Improving the Process Through Iteration, Prioritization and Customization

The above steps serve as a template for the data cleaning process. In actuality, the process can be rather fluid. Here, we briefly consider the effect on project success of fast iteration, effort prioritization, and process customization to suit your organization’s situation.

Studies have shown that more experienced data scientists repeatedly iterate between hypothesis, investigation, cleaning and analysis activities, especially during early brainstorming stages of a project. They are aware that statistical and neural network models are prone to generating misleading results when the data set has been partially cleaned; therefore, they proceed with caution. They may or may not formally document findings during every repetition of each step, but they are rigorous about recording the ultimate conclusions to guide the rest of the team. The best data scientists freely consult with the organization’s business champions when the findings suggest that the project aims can be ratcheted up. 

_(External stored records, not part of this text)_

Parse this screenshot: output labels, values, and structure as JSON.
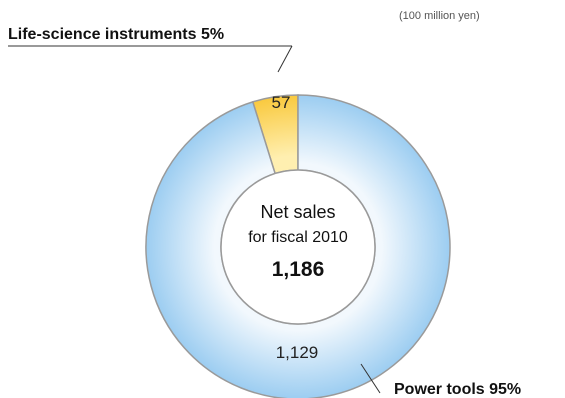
{
  "chart_data": {
    "type": "pie",
    "unit_label": "(100 million yen)",
    "center": {
      "line1": "Net sales",
      "line2": "for fiscal 2010",
      "total": "1,186"
    },
    "slices": [
      {
        "name": "Life-science instruments",
        "callout": "Life-science instruments  5%",
        "value": 57,
        "value_label": "57",
        "percent": 5,
        "color": "#ffd45a"
      },
      {
        "name": "Power tools",
        "callout": "Power tools  95%",
        "value": 1129,
        "value_label": "1,129",
        "percent": 95,
        "color": "#a9d4f4"
      }
    ],
    "colors": {
      "ring_edge": "#9a9a9a",
      "power_inner": "#f2f8fd",
      "power_outer": "#9ccdf1",
      "life_inner": "#ffefb0",
      "life_outer": "#f9c93e"
    }
  }
}
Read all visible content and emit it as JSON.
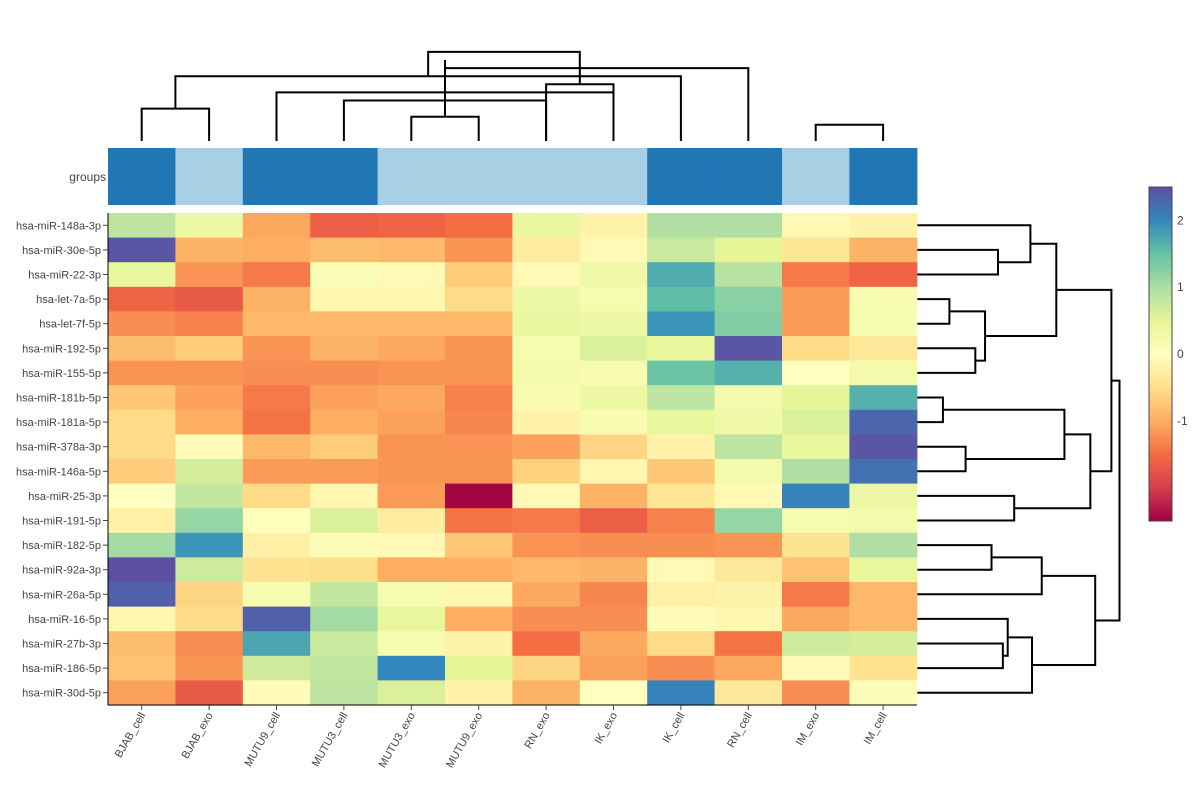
{
  "chart_data": {
    "type": "heatmap",
    "columns": [
      "BJAB_cell",
      "BJAB_exo",
      "MUTU9_cell",
      "MUTU3_cell",
      "MUTU3_exo",
      "MUTU9_exo",
      "RN_exo",
      "IK_exo",
      "IK_cell",
      "RN_cell",
      "IM_exo",
      "IM_cell"
    ],
    "rows": [
      "hsa-miR-148a-3p",
      "hsa-miR-30e-5p",
      "hsa-miR-22-3p",
      "hsa-let-7a-5p",
      "hsa-let-7f-5p",
      "hsa-miR-192-5p",
      "hsa-miR-155-5p",
      "hsa-miR-181b-5p",
      "hsa-miR-181a-5p",
      "hsa-miR-378a-3p",
      "hsa-miR-146a-5p",
      "hsa-miR-25-3p",
      "hsa-miR-191-5p",
      "hsa-miR-182-5p",
      "hsa-miR-92a-3p",
      "hsa-miR-26a-5p",
      "hsa-miR-16-5p",
      "hsa-miR-27b-3p",
      "hsa-miR-186-5p",
      "hsa-miR-30d-5p"
    ],
    "values": [
      [
        0.85,
        0.35,
        -1.05,
        -1.65,
        -1.6,
        -1.5,
        0.4,
        -0.2,
        0.95,
        0.95,
        -0.1,
        -0.2
      ],
      [
        2.45,
        -0.95,
        -1.0,
        -0.85,
        -0.9,
        -1.2,
        -0.3,
        -0.1,
        0.75,
        0.5,
        -0.4,
        -0.95
      ],
      [
        0.45,
        -1.2,
        -1.4,
        0.1,
        -0.1,
        -0.7,
        -0.1,
        0.3,
        1.7,
        0.9,
        -1.4,
        -1.6
      ],
      [
        -1.6,
        -1.7,
        -0.95,
        -0.15,
        -0.15,
        -0.55,
        0.35,
        0.2,
        1.55,
        1.25,
        -1.15,
        0.15
      ],
      [
        -1.25,
        -1.35,
        -0.9,
        -0.9,
        -0.9,
        -0.9,
        0.4,
        0.35,
        1.9,
        1.3,
        -1.15,
        0.2
      ],
      [
        -0.85,
        -0.7,
        -1.2,
        -0.95,
        -1.05,
        -1.2,
        0.2,
        0.6,
        0.45,
        2.45,
        -0.55,
        -0.35
      ],
      [
        -1.2,
        -1.2,
        -1.25,
        -1.25,
        -1.2,
        -1.2,
        0.25,
        0.15,
        1.45,
        1.65,
        0.0,
        0.25
      ],
      [
        -0.75,
        -1.1,
        -1.4,
        -1.1,
        -1.05,
        -1.35,
        0.15,
        0.35,
        0.85,
        0.25,
        0.5,
        1.65
      ],
      [
        -0.55,
        -1.0,
        -1.45,
        -1.0,
        -1.1,
        -1.3,
        -0.2,
        0.15,
        0.45,
        0.3,
        0.6,
        2.3
      ],
      [
        -0.55,
        -0.05,
        -0.9,
        -0.7,
        -1.2,
        -1.2,
        -1.1,
        -0.6,
        -0.2,
        0.85,
        0.45,
        2.45
      ],
      [
        -0.7,
        0.65,
        -1.15,
        -1.15,
        -1.2,
        -1.2,
        -0.65,
        -0.15,
        -0.75,
        0.25,
        0.95,
        2.2
      ],
      [
        0.0,
        0.8,
        -0.55,
        -0.15,
        -1.15,
        -2.45,
        -0.1,
        -0.95,
        -0.4,
        -0.1,
        2.05,
        0.35
      ],
      [
        -0.25,
        1.15,
        0.05,
        0.6,
        -0.3,
        -1.45,
        -1.4,
        -1.65,
        -1.35,
        1.15,
        0.2,
        0.25
      ],
      [
        1.05,
        1.9,
        -0.25,
        -0.05,
        -0.1,
        -0.75,
        -1.2,
        -1.25,
        -1.25,
        -1.2,
        -0.45,
        0.95
      ],
      [
        2.5,
        0.7,
        -0.45,
        -0.5,
        -1.0,
        -1.0,
        -0.9,
        -0.95,
        -0.1,
        -0.35,
        -0.8,
        0.45
      ],
      [
        2.35,
        -0.6,
        0.2,
        0.8,
        0.2,
        -0.15,
        -1.05,
        -1.3,
        -0.25,
        -0.2,
        -1.4,
        -0.9
      ],
      [
        -0.15,
        -0.55,
        2.35,
        1.05,
        0.45,
        -1.0,
        -1.25,
        -1.25,
        -0.05,
        -0.15,
        -1.05,
        -0.9
      ],
      [
        -0.85,
        -1.25,
        1.75,
        0.75,
        0.2,
        -0.2,
        -1.5,
        -1.05,
        -0.55,
        -1.45,
        0.7,
        0.65
      ],
      [
        -0.8,
        -1.2,
        0.7,
        0.8,
        2.0,
        0.5,
        -0.6,
        -1.1,
        -1.25,
        -1.05,
        -0.05,
        -0.45
      ],
      [
        -1.1,
        -1.7,
        -0.05,
        0.85,
        0.6,
        -0.2,
        -0.95,
        0.0,
        2.05,
        -0.35,
        -1.25,
        0.1
      ]
    ],
    "groups_label": "groups",
    "groups": [
      "A",
      "B",
      "A",
      "A",
      "B",
      "B",
      "B",
      "B",
      "A",
      "A",
      "B",
      "A"
    ],
    "group_colors": {
      "A": "#2077b4",
      "B": "#a8cfe4"
    },
    "colorscale": "Spectral",
    "zrange": [
      -2.5,
      2.5
    ],
    "colorbar_ticks": [
      -1,
      0,
      1,
      2
    ],
    "top_dendrogram": [
      [
        0,
        1,
        4
      ],
      [
        4,
        5,
        3
      ],
      [
        3,
        6,
        5
      ],
      [
        2,
        7,
        6
      ],
      [
        12,
        8,
        8
      ],
      [
        6,
        7,
        7
      ],
      [
        10,
        11,
        2
      ],
      [
        9,
        13,
        9
      ],
      [
        14,
        15,
        10
      ],
      [
        16,
        17,
        11
      ]
    ],
    "right_dendrogram": [
      [
        3,
        4,
        2.0
      ],
      [
        5,
        6,
        3.6
      ],
      [
        1,
        2,
        5.0
      ],
      [
        0,
        22,
        7.0
      ],
      [
        21,
        20,
        4.2
      ],
      [
        7,
        8,
        1.6
      ],
      [
        10,
        9,
        3.0
      ],
      [
        25,
        26,
        9.1
      ],
      [
        11,
        12,
        6.0
      ],
      [
        27,
        28,
        10.7
      ],
      [
        24,
        23,
        8.6
      ],
      [
        18,
        17,
        5.3
      ],
      [
        16,
        31,
        5.6
      ],
      [
        32,
        19,
        7.1
      ],
      [
        13,
        14,
        4.6
      ],
      [
        34,
        15,
        7.7
      ],
      [
        35,
        33,
        11.0
      ],
      [
        30,
        29,
        12.0
      ],
      [
        36,
        37,
        12.5
      ]
    ]
  }
}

Through prioritization, you can optimize time spent on data cleaning by assessing the data’s characteristics and the project goals, and focusing on the most critical factors. Ask: which aspects of the dataset are likely to have the greatest influence on the ML model correctly distinguishing outcomes. Also, keep a record of the most common quality issues that tend to occur with particular classes of data, and the most effective approaches to resolve these issues. For example, different situations and data types are more amenable to interpolation versus replacement with null values. In the near future, we likely will see the commercialization of recommendation engines, themselves applying machine learning, that propose an efficient sequence of data cleaning steps.

Finally, the data cleaning cycle should be tailored to your organization’s structure and project design.  Consider the model maintenance expected for your application due to evolving input data. In this case, you should envision when, and by whom, model performance monitoring and additional data quality assurance activities should occur. The owners may be the data science team, however your organization may choose to foster a feedback channel from Customer Service, if they were using the results of the ML application.

In sum, we strongly believe that the best data cleaning frameworks are iterative, dynamic and tailored. The 7-step template is a useful starting point, however the most effective results will stem from making the process your own.